Wie meistert ein Rollstuhlfahrer das tägliche Leben? Mit welchen Hindernissen haben gehbehinderte Menschen zu kämpfen? Kann man im Rollstuhl überhaupt Sport treiben? – Diesen Fragen stellten sich Schüler der neunten und zehnten Klassen der Gesamtschule Edertal.

Im Rahmen einer Projektwoche zum Thema „Es lebe der Sport“ schnupperte eine Gruppe in den Sport mit gehbehinderten Menschen. Die Schüler setzten sich in Rollstühle und lernten in der Sporthalle der Wicker-Klinik, Rugby zu spielen.
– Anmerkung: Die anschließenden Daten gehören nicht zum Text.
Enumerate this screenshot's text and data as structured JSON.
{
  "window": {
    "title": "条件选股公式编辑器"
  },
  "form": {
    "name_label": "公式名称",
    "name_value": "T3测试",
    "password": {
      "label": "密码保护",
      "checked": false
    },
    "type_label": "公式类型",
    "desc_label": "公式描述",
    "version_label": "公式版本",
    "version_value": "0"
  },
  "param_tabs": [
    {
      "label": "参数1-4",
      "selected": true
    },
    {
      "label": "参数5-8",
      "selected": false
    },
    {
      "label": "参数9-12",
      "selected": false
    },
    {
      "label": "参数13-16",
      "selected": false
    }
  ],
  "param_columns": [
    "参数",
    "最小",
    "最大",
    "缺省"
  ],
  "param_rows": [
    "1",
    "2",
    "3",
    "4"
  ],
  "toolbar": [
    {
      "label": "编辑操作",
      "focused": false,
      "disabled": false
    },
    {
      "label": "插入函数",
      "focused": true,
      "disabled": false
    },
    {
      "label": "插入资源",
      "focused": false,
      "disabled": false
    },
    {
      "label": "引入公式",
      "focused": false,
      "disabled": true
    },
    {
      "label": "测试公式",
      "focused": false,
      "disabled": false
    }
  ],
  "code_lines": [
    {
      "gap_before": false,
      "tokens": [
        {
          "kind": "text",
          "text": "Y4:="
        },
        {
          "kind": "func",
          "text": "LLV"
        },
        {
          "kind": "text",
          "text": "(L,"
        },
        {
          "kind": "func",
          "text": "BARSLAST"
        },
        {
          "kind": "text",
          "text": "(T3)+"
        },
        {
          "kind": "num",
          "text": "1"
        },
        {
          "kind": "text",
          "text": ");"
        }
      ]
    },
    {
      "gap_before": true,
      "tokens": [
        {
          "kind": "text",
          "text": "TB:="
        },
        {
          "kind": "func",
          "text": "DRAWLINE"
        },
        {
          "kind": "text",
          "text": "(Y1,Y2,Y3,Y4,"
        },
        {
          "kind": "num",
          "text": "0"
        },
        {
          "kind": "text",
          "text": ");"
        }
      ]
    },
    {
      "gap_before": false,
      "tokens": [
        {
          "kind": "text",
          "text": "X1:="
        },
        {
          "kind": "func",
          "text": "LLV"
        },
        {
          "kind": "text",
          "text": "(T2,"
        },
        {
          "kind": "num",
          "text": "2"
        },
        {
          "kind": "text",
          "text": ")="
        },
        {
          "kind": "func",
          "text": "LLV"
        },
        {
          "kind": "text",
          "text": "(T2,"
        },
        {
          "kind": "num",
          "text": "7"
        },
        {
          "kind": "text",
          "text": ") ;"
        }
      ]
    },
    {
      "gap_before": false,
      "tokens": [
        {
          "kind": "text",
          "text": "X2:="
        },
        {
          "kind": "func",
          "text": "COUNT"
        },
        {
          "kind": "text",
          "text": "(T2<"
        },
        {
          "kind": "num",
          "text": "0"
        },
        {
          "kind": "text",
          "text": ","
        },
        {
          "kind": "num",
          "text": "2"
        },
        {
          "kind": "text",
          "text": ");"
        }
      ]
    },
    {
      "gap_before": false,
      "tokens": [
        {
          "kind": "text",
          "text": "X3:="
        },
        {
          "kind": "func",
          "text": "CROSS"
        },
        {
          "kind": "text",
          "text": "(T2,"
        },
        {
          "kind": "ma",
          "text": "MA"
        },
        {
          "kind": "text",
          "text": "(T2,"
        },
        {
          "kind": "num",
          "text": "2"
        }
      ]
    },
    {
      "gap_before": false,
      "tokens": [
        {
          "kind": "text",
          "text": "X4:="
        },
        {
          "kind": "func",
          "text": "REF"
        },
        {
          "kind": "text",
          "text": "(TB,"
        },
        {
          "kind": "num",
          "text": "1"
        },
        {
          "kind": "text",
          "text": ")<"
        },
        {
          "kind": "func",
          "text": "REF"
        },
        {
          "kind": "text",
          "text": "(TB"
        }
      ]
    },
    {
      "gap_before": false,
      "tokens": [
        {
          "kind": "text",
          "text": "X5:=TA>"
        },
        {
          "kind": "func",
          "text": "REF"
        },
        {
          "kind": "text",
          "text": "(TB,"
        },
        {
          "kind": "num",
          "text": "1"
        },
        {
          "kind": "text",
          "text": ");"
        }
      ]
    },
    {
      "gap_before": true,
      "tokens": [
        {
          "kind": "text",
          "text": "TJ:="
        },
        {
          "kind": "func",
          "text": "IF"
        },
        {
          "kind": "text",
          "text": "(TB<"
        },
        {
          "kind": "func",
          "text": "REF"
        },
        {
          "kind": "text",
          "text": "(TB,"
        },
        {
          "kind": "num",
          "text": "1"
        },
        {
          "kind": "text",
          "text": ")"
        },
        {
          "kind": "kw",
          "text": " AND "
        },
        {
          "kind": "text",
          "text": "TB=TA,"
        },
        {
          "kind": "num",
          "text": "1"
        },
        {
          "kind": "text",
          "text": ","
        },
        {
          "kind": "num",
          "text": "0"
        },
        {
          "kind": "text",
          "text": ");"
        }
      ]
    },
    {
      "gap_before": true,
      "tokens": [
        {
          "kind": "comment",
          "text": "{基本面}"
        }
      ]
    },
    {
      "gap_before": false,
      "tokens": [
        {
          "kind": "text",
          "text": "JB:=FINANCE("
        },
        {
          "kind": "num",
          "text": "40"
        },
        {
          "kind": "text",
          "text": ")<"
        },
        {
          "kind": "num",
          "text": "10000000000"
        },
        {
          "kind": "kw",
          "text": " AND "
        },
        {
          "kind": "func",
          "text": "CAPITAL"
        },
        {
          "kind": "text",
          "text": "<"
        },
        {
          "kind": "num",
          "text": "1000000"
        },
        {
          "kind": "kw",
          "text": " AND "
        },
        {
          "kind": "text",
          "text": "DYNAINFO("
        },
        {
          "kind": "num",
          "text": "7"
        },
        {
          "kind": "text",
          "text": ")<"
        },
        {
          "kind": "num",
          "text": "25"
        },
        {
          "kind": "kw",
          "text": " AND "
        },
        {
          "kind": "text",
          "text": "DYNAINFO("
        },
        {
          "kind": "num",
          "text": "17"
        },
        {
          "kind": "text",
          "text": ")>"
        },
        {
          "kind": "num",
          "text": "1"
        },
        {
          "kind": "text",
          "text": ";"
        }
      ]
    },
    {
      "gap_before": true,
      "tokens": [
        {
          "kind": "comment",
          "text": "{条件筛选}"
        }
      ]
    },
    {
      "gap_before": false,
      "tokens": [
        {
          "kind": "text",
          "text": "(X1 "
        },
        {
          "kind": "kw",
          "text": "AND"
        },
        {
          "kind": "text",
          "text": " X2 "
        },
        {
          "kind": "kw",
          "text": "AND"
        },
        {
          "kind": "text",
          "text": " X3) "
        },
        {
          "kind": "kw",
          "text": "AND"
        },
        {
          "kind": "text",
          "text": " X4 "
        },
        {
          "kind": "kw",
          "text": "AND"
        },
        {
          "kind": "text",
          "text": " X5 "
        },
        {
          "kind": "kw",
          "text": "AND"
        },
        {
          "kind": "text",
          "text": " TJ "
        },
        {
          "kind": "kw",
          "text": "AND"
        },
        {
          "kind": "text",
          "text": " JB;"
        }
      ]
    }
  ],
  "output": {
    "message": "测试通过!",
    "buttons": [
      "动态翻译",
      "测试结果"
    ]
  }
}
Bei einem Übungslehrgang brachte Horst Strohkendl, Sportlehrwart des deutschen Rollstuhl-Sportvereins, den Schülern bei, das Gleichgewicht auf Rollstühlen zu halten und damit zum Beispiel Bürgersteige hochzufahren. Mit Pierre Sahm, dem Cheftrainer der Rugby-Rollstuhl-
Junioren-Nationalmannschaft, lernten die Schüler anschließend die Sportart Rugby kennen und versuchten mit Eifer, das Gelernte direkt umzusetzen. Theorie rundete die Praxis ab: „Wir haben zum Beispiel 
darüber diskutiert, dass Mädchen in unserem Alter nach Discobesuchen durch einen Unfall im Rollstuhl landen können“, erklärt die 15-jährige Lea Elsner.

„Oder dass Jungs in dem Alter durch dumme Mutproben oder durch das Springen ins Wasser querschnittsgelähmt werden“, ergänzt Freundin Vanessa Tittl. Ziel des Projektes ist, die Schüler für dieses Thema zu sensibilisieren, da es vor allem in Bad Wildungen viele Rollstuhlfahrer gibt.
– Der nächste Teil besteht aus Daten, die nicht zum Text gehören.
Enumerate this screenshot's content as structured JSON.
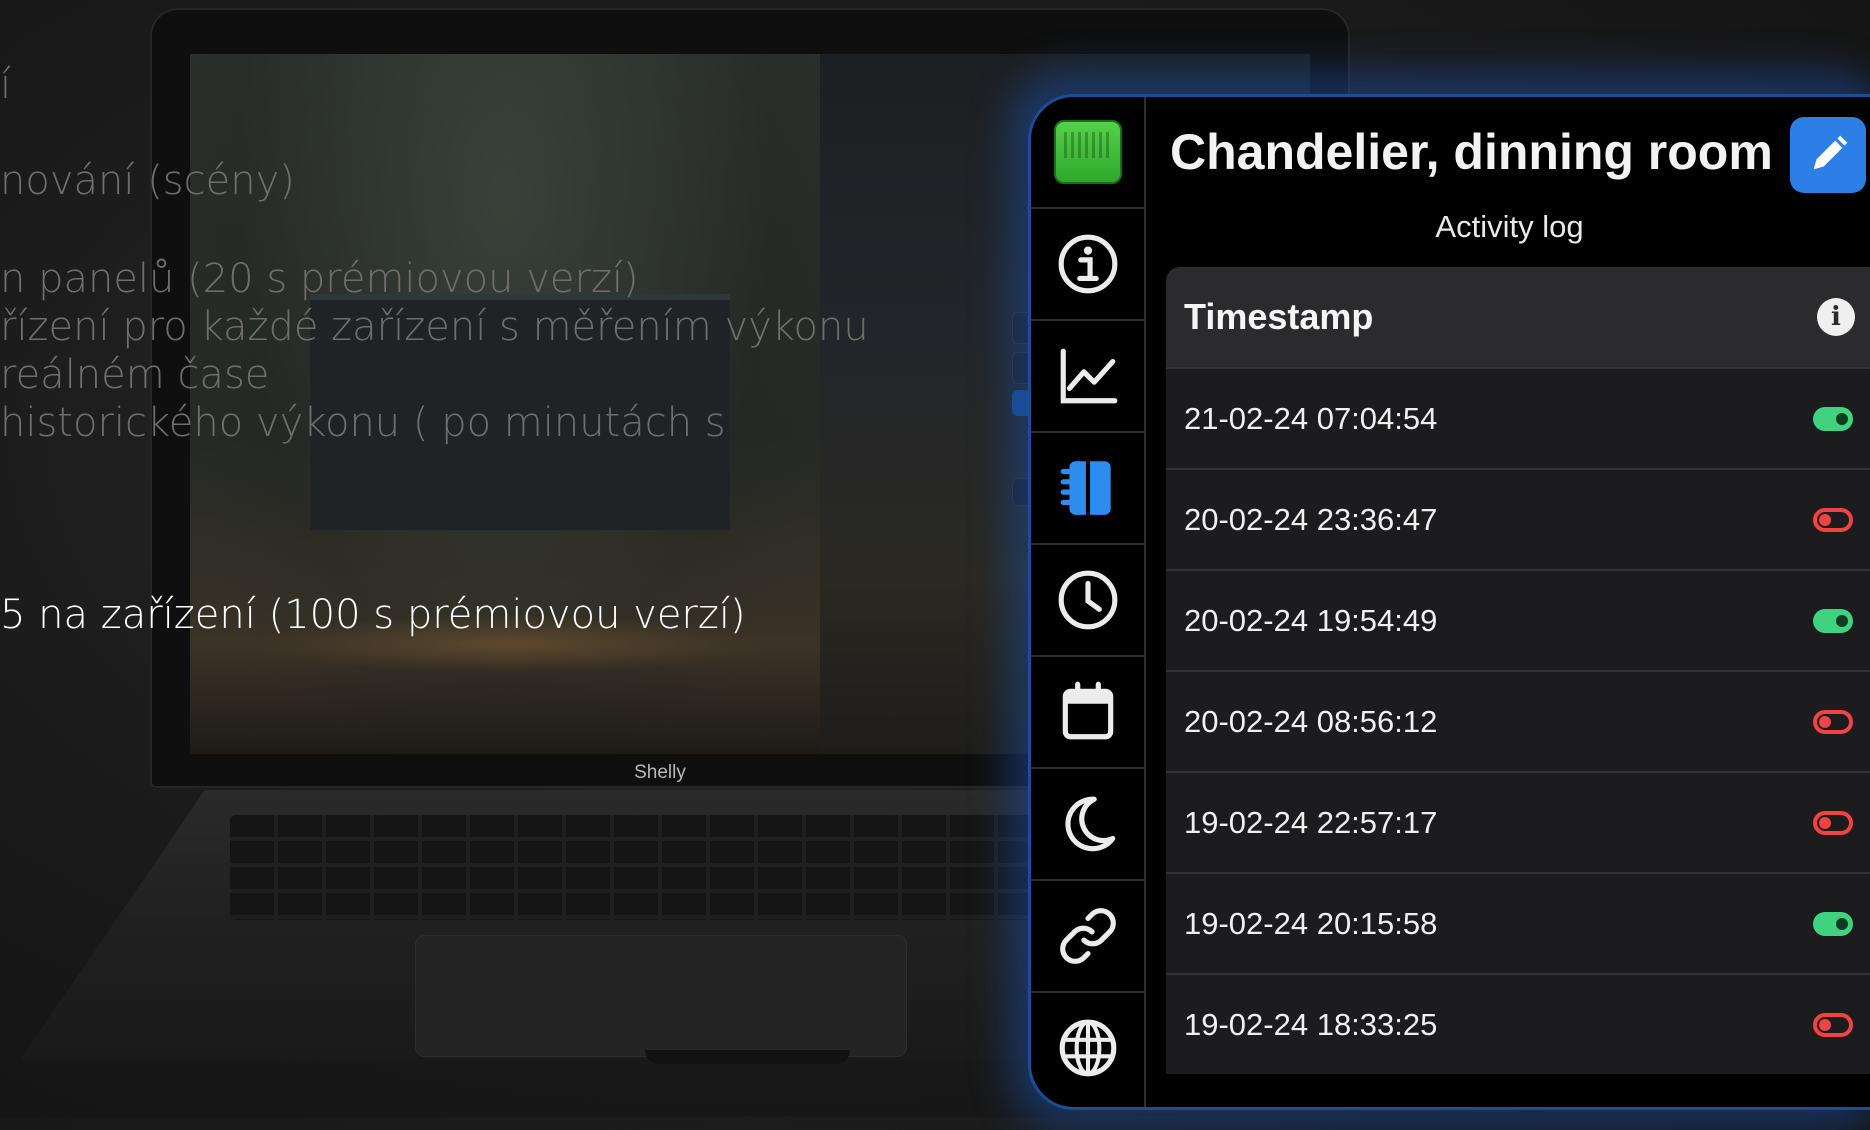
{
  "background": {
    "laptop_brand": "Shelly",
    "slide_lines": [
      "í",
      "nování (scény)",
      "n panelů (20 s prémiovou verzí)",
      "řízení pro každé zařízení s měřením výkonu",
      "reálném čase",
      " historického výkonu ( po minutách s",
      "5 na zařízení (100 s prémiovou verzí)"
    ]
  },
  "app": {
    "title": "Chandelier, dinning room",
    "subtitle": "Activity log",
    "sidebar": [
      {
        "icon": "device-thumbnail"
      },
      {
        "icon": "info-icon"
      },
      {
        "icon": "chart-line-icon"
      },
      {
        "icon": "log-book-icon",
        "active": true
      },
      {
        "icon": "clock-icon"
      },
      {
        "icon": "calendar-icon"
      },
      {
        "icon": "moon-icon"
      },
      {
        "icon": "link-icon"
      },
      {
        "icon": "globe-icon"
      }
    ],
    "table": {
      "header": "Timestamp",
      "rows": [
        {
          "time": "21-02-24 07:04:54",
          "state": "on"
        },
        {
          "time": "20-02-24 23:36:47",
          "state": "off"
        },
        {
          "time": "20-02-24 19:54:49",
          "state": "on"
        },
        {
          "time": "20-02-24 08:56:12",
          "state": "off"
        },
        {
          "time": "19-02-24 22:57:17",
          "state": "off"
        },
        {
          "time": "19-02-24 20:15:58",
          "state": "on"
        },
        {
          "time": "19-02-24 18:33:25",
          "state": "off"
        }
      ]
    },
    "colors": {
      "accent": "#2c7fe6",
      "on": "#3fd27f",
      "off": "#f14343"
    }
  }
}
„Denn Deutschland ist bei weitem noch nicht behindertenfreundlich“, meint Pierre Sahm, der seit Jahren in diesem Bereich arbeitet. Zum Abschluss der Projektwoche findet heute ein Rugbyspiel mit Rollstühlen in der Sporthalle der Gesamtschule Edertal statt. Das Fazit für das Projekt in der Reinhardshäuser Klinik fällt insgesamt positiv aus: „Die Schüler waren alle sehr motiviert und ich denke, dass sie nun einen anderen Blick auf gehbehinderte Menschen haben“, resümiert Lehrerin Petra Diederich, die das Projekt betreute.